青の深さが教えてくれたこと

シリーズ「思い出の味」 第18回

小さな命たち

 そして2024年(令和6年)、ようやく島へ戻る許しが出た。デッキに立つと、海風が頬に触れた。懐かしい匂いがした。島は静かに息をしていた。落語会は復活し、船内落語、父島自衛隊基地でのボランティア落語も実現した。舞台に立つたびに、私は「ただいま」と言っているような気持ちになった。

 けれど、私の「思い出の味」は、それよりもっと前に生まれている。

 父島の小笠原海洋センターで、私は初めてウミガメの放流に立ち会った。満月の夜だった。月は大きく、海面を銀色に染めていた。砂浜に集まった小学校四年生の子どもたちが、小さな命をそっと両手に包んでいる。ウミガメは驚くほど静かで、まるで月を見上げているようだった。

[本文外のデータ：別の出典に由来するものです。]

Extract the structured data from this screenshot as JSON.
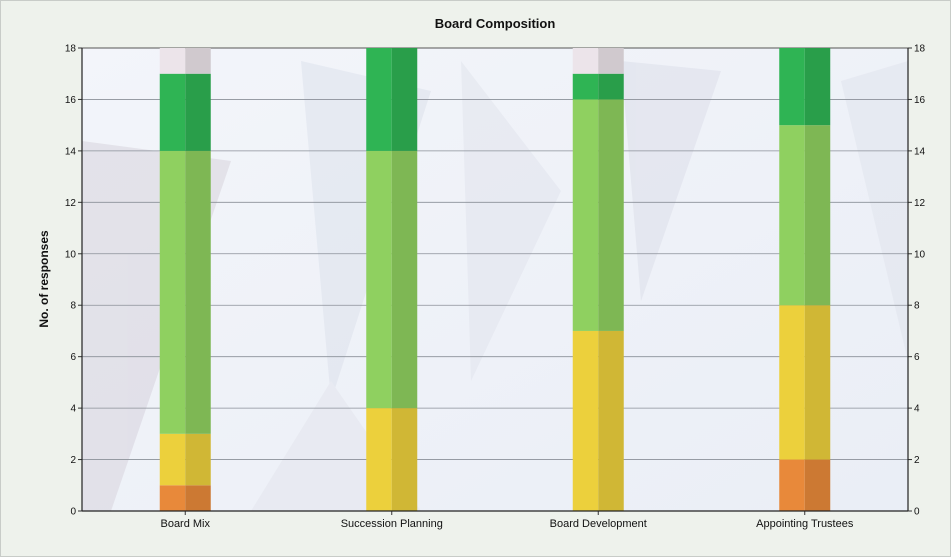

 子どもたちの合図で、いっせいに放たれた小さな影たち。砂をかく微かな音。あの音を私は、今でも耳の奥で聞くことができる。波の手前で一瞬立ち止まり、ためらい、しかし前へ進む。その姿は、命そのものの表情だった。

 ――どうか、生きて帰ってきてね。
 胸の奥で自然とそう祈っていた。

 その夜の余韻を抱えたまま、私たちは夕食会場へ向かった。島寿司、島野菜、地魚。どれも土地の匂いがして、島の温度が舌に触れた。そして、ひとつの煮込み料理があまりに温かく、深く、驚くほど美味しかった。甘辛くて、柔らかくて、どこか懐かしいような味だった。私は無心に箸を進め、おかわりまでしてしまった。

 その時だった。島の人が笑いながら教えてくれた。

 「美るくさん(当時の私の芸名)、それ、亀の煮込みですよ」

 言葉が胸の奥に落ちていく音がした。さっき見送ったばかりの、小さな命たち。月に向かって進んでいった背中。私はその余韻の中で、彼らの仲間を美味しいと感じていたのだ。

 箸が止まった。笑うべきか、泣くべきか、分からなかった。